At its most benign, a low regard for human life can be found in the banal manner with which precious hours of the average Filipino’s life is routinely wasted away in her daily commutes to and from work. A society that can tolerate an enormous number of its people being imprisoned in a daily commute on such a vast scale that we see today cannot be considered to be a society that values human life.
Consider too, Filipinos’ attitudes towards punctuality. “Filipino time” (the anti-thesis to Western concepts of punctuality) is deeply-ingrained in Philippine society. To be always late is to be quintessentially Filipino. People from the First World would be deeply offended when kept waiting by a tardy party. To Filipinos, however, the nature of this offense taken by a Western victim of Filipino time is hopelessly beyond the grasp of their damaged minds.
And so it starts with little things. Benign evidence of a lack of respect for human life — such as a lack of regard for punctuality or a lack of appreciation for ways to improve quality-of-life — snowballs into ever bigger things. Further up the scale of criticality as far as regard for human life is safety consciousness. Filipinos aren’t safety conscious. We see it day-to-day; the way manholes are left uncovered, the carelessness with which roadworks and construction sites are left exposed to public access, etcetera etcetera. And as if it weren’t enough that the time one spends in their daily commute adds up, over a lifetime, to a prison sentence befitting murderers, Filipinos are exposed daily to high risks of preventable injury and death going to and from work. A road network populated by drug-crazed jeepney and bus drivers, demented motorcyclists, and motorised assassins may make for a good video game scenario but, unfortunately, describe the reality of routine motoring on Manila’s streets.
The list is long. We can keep citing ever-escalating instances of lack-of-care-for-human-life that rachets up the level of accountability for that travesity progressively from mere apathy to the top rung of it all — criminal intent; i.e. actually killing people. Given that perspective — the way Philippine society is basically rigged from the bottom-up to be uncaring about people — makes the killing we see today really not that surprising at all. It’s like the inclination to kill has long been there. It just took a spark to ignite the spree.
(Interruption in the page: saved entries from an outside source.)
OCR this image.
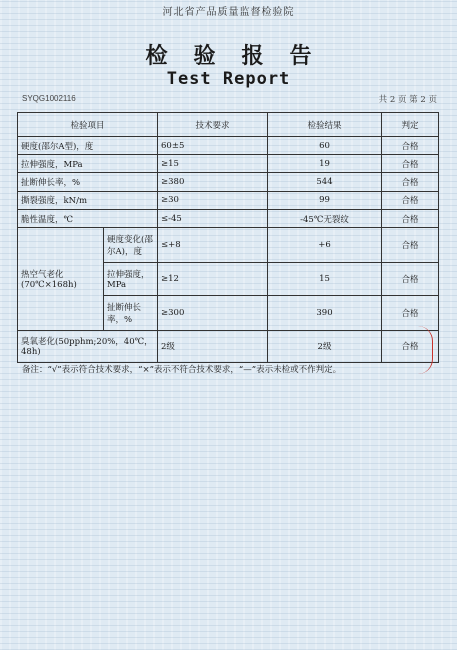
河北省产品质量监督检验院
检验报告
Test Report
SYQG1002116	共 2 页 第 2 页
检验项目		技术要求	检验结果	判定
硬度(邵尔A型)，度		60±5	60	合格
拉伸强度，MPa		≥15	19	合格
扯断伸长率，%		≥380	544	合格
撕裂强度，kN/m		≥30	99	合格
脆性温度，℃		≤-45	-45℃无裂纹	合格
热空气老化(70℃×168h)	硬度变化(邵尔A)，度	≤+8	+6	合格
	拉伸强度，MPa	≥12	15	合格
	扯断伸长率，%	≥300	390	合格
臭氧老化(50pphm;20%，40℃，48h)		2级	2级	合格
备注：“√”表示符合技术要求，“×”表示不符合技术要求，“—”表示未检或不作判定。
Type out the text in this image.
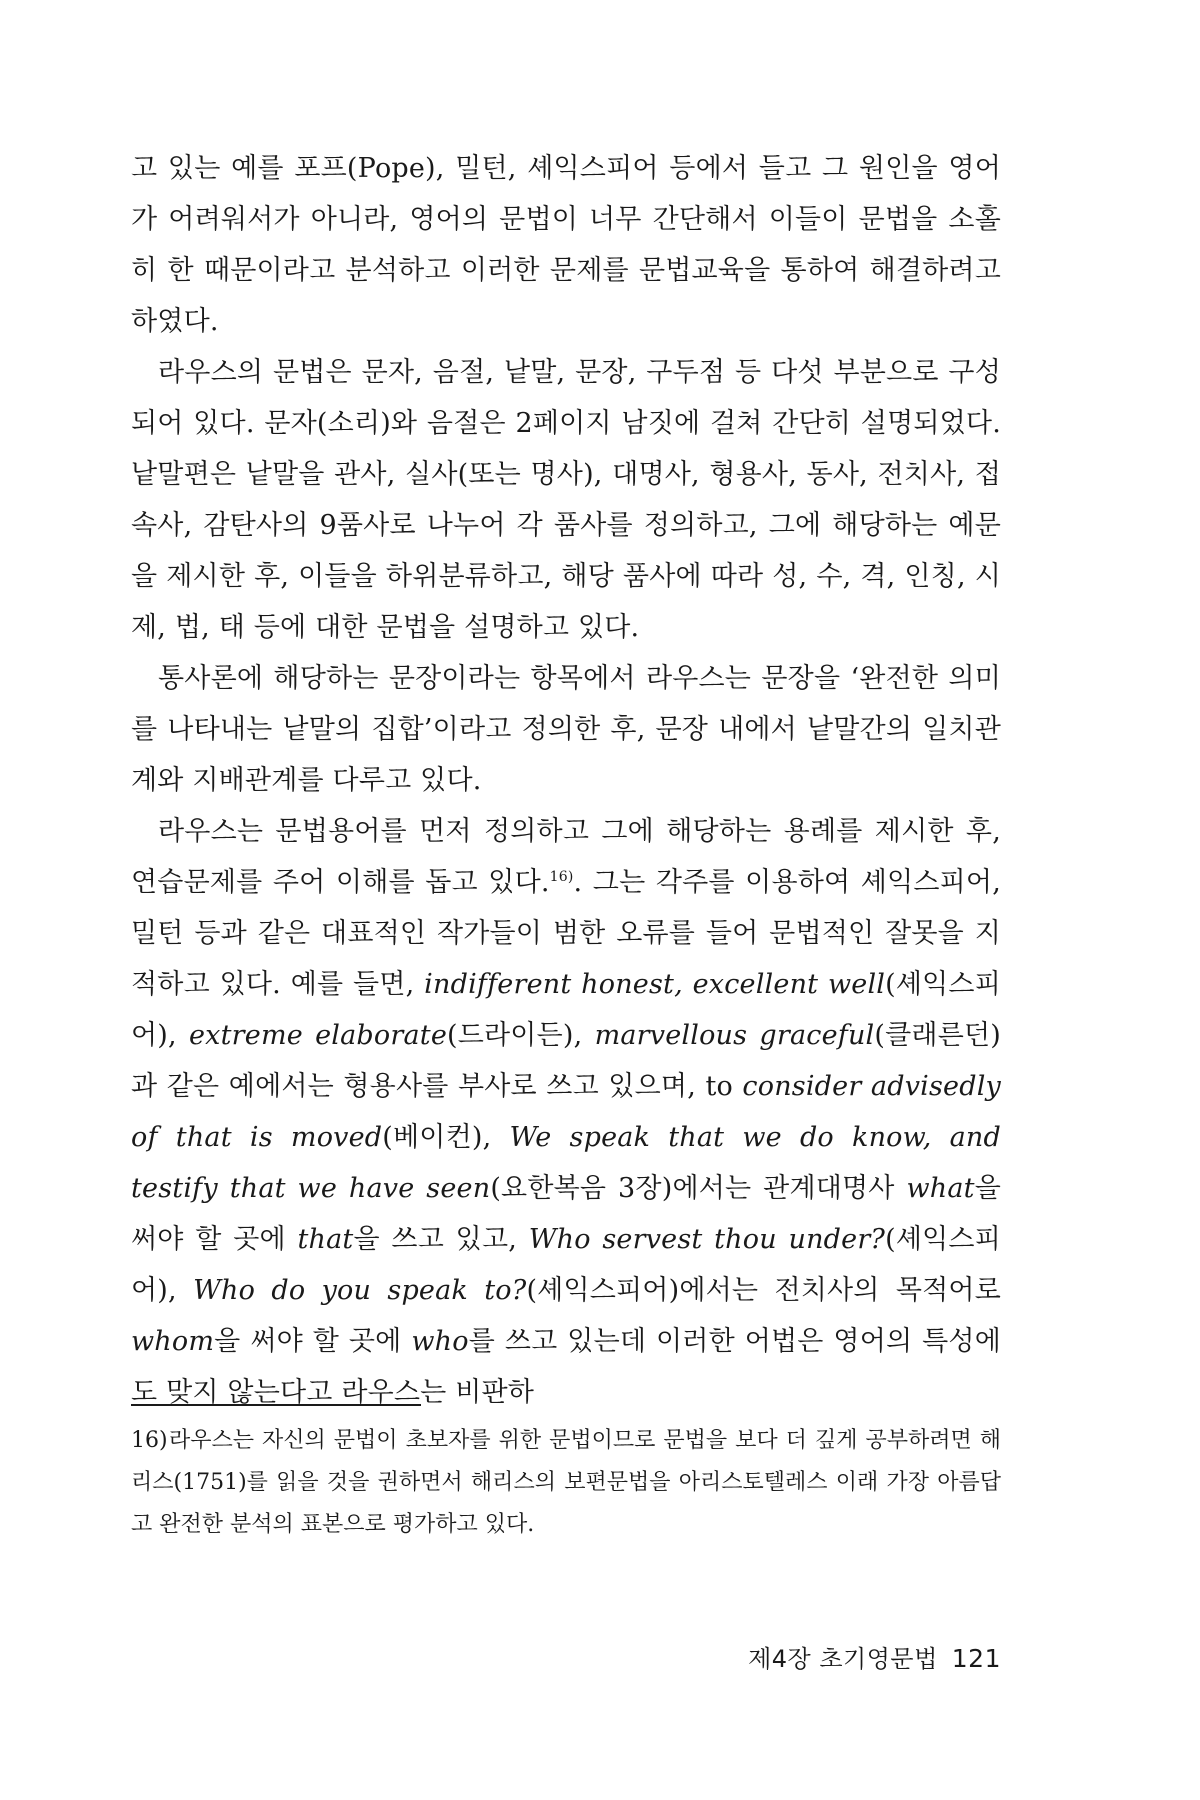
고 있는 예를 포프(Pope), 밀턴, 셰익스피어 등에서 들고 그 원인을 영어가 어려워서가 아니라, 영어의 문법이 너무 간단해서 이들이 문법을 소홀히 한 때문이라고 분석하고 이러한 문제를 문법교육을 통하여 해결하려고 하였다.

라우스의 문법은 문자, 음절, 낱말, 문장, 구두점 등 다섯 부분으로 구성되어 있다. 문자(소리)와 음절은 2페이지 남짓에 걸쳐 간단히 설명되었다. 낱말편은 낱말을 관사, 실사(또는 명사), 대명사, 형용사, 동사, 전치사, 접속사, 감탄사의 9품사로 나누어 각 품사를 정의하고, 그에 해당하는 예문을 제시한 후, 이들을 하위분류하고, 해당 품사에 따라 성, 수, 격, 인칭, 시제, 법, 태 등에 대한 문법을 설명하고 있다.

통사론에 해당하는 문장이라는 항목에서 라우스는 문장을 ‘완전한 의미를 나타내는 낱말의 집합’이라고 정의한 후, 문장 내에서 낱말간의 일치관계와 지배관계를 다루고 있다.

라우스는 문법용어를 먼저 정의하고 그에 해당하는 용례를 제시한 후, 연습문제를 주어 이해를 돕고 있다.$^{16)}$. 그는 각주를 이용하여 셰익스피어, 밀턴 등과 같은 대표적인 작가들이 범한 오류를 들어 문법적인 잘못을 지적하고 있다. 예를 들면, indifferent honest, excellent well(셰익스피어), extreme elaborate(드라이든), marvellous graceful(클래른던)과 같은 예에서는 형용사를 부사로 쓰고 있으며, to consider advisedly of that is moved(베이컨), We speak that we do know, and testify that we have seen(요한복음 3장)에서는 관계대명사 what을 써야 할 곳에 that을 쓰고 있고, Who servest thou under?(셰익스피어), Who do you speak to?(셰익스피어)에서는 전치사의 목적어로 whom을 써야 할 곳에 who를 쓰고 있는데 이러한 어법은 영어의 특성에도 맞지 않는다고 라우스는 비판하

16)라우스는 자신의 문법이 초보자를 위한 문법이므로 문법을 보다 더 깊게 공부하려면 해리스(1751)를 읽을 것을 권하면서 해리스의 보편문법을 아리스토텔레스 이래 가장 아름답고 완전한 분석의 표본으로 평가하고 있다.
제4장 초기영문법 121
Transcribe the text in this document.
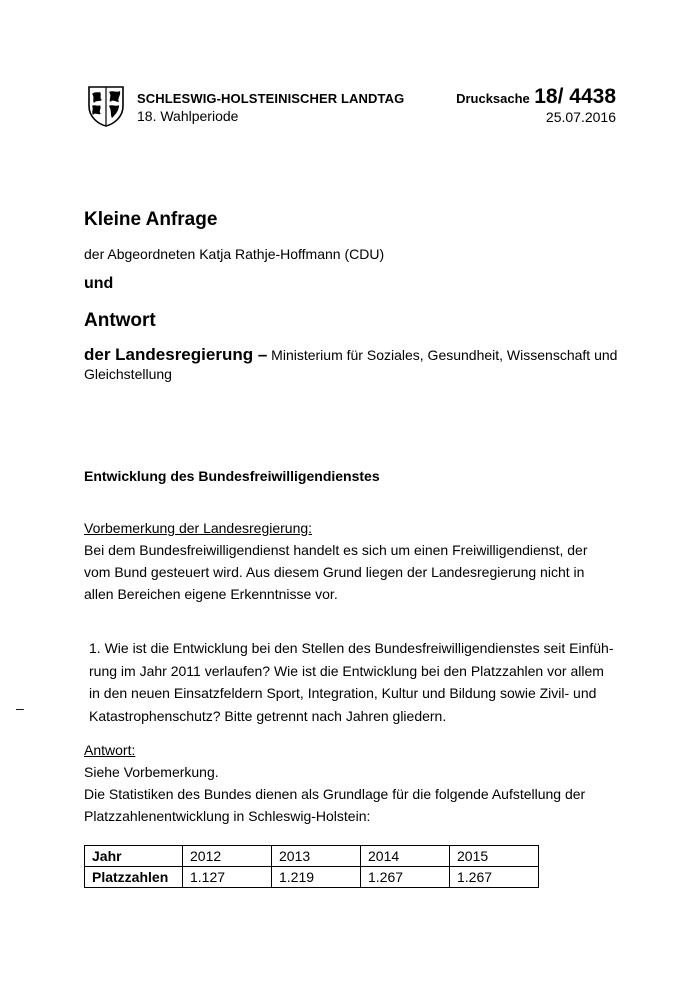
SCHLESWIG-HOLSTEINISCHER LANDTAG
18. Wahlperiode
Drucksache 18/ 4438
25.07.2016
Kleine Anfrage
der Abgeordneten Katja Rathje-Hoffmann (CDU)
und
Antwort
der Landesregierung – Ministerium für Soziales, Gesundheit, Wissenschaft und
Gleichstellung
Entwicklung des Bundesfreiwilligendienstes
Vorbemerkung der Landesregierung:
Bei dem Bundesfreiwilligendienst handelt es sich um einen Freiwilligendienst, der
vom Bund gesteuert wird. Aus diesem Grund liegen der Landesregierung nicht in
allen Bereichen eigene Erkenntnisse vor.
1. Wie ist die Entwicklung bei den Stellen des Bundesfreiwilligendienstes seit Einfüh-
rung im Jahr 2011 verlaufen? Wie ist die Entwicklung bei den Platzzahlen vor allem
in den neuen Einsatzfeldern Sport, Integration, Kultur und Bildung sowie Zivil- und
Katastrophenschutz? Bitte getrennt nach Jahren gliedern.
–
Antwort:
Siehe Vorbemerkung.
Die Statistiken des Bundes dienen als Grundlage für die folgende Aufstellung der
Platzzahlenentwicklung in Schleswig-Holstein:
Jahr	2012	2013	2014	2015
Platzzahlen	1.127	1.219	1.267	1.267
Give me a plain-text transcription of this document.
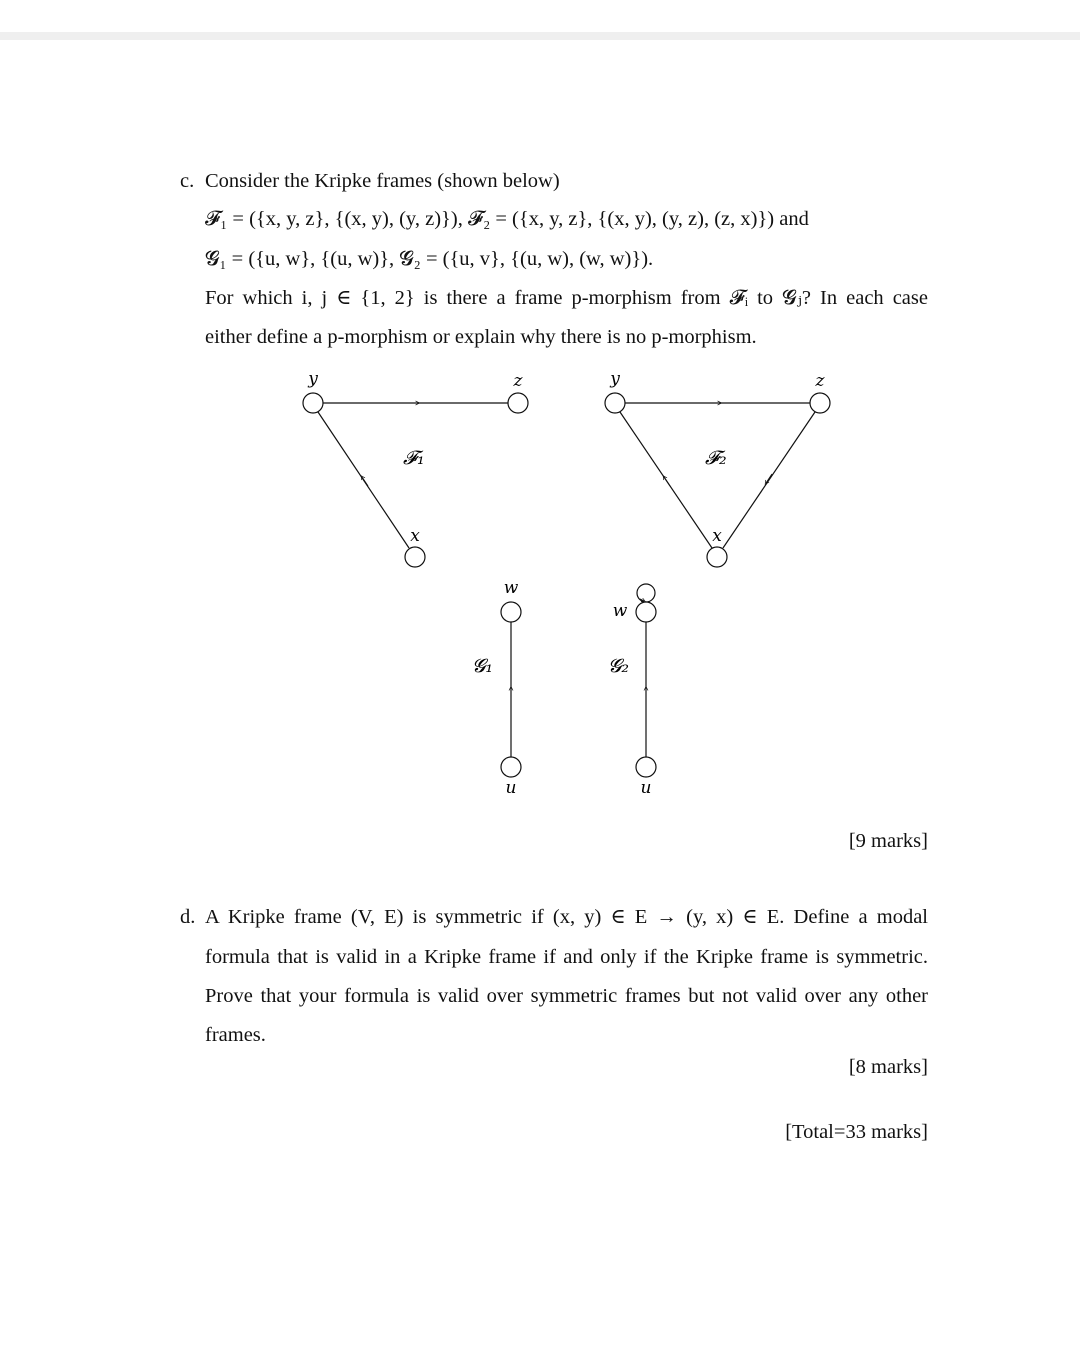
c. Consider the Kripke frames (shown below)
𝓕₁ = ({x, y, z}, {(x, y), (y, z)}), 𝓕₂ = ({x, y, z}, {(x, y), (y, z), (z, x)}) and
𝓖₁ = ({u, w}, {(u, w)}, 𝓖₂ = ({u, v}, {(u, w), (w, w)}).
For which i, j ∈ {1, 2} is there a frame p-morphism from 𝓕ᵢ to 𝓖ⱼ? In each case
either define a p-morphism or explain why there is no p-morphism.
y	z
x
𝓕₁
y	z
x
𝓕₂
w
u
𝓖₁
w
u
𝓖₂
[9 marks]
d. A Kripke frame (V, E) is symmetric if (x, y) ∈ E → (y, x) ∈ E. Define a modal
formula that is valid in a Kripke frame if and only if the Kripke frame is symmetric.
Prove that your formula is valid over symmetric frames but not valid over any other
frames.
[8 marks]
[Total=33 marks]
All this ultimately points to that important thing that needs to be said about the supply side of this equation. The confronting fact is that the enormous supply of warm Filipino bodies puts downward pressure on its value. That’s just plain economics. The Law of Supply-and-Demand dictates that when supply exceeds demand in a market, prices fall. In the Philippines, there’s just too many people and not enough need for those people. And so the market corrects this imbalance — much the way Mother Nature does in any ecosystem. Something’s gotta give.
The “killings” we are seeing today are just the most recent (and, at the moment, the most media-hyped) of such market correction mechanisms at work in the ecosystem of Philippine society. There is no “evil intent” at work here. It’s just human nature rearing its ugliest head. Ugliness is a subjective adjective people use to describe something that offends their moral sensibilities. But in a free market, there is no morality. There is just the market and the dynamic that is a function of the ebbs and flows of supply and demand. No amount of prayer to a “moral” god or any high-horsed notions of “human rights” parroted from European textbooks can supplant the supremacy of that demand-and-supply curve.
Filipinos’ aspirations to be a society that places a premium value on human life can only be realised when the imbalance between the supply of human life and the demand for it is corrected. Until then, Filipino life will always be cheap — and killing will always be easy.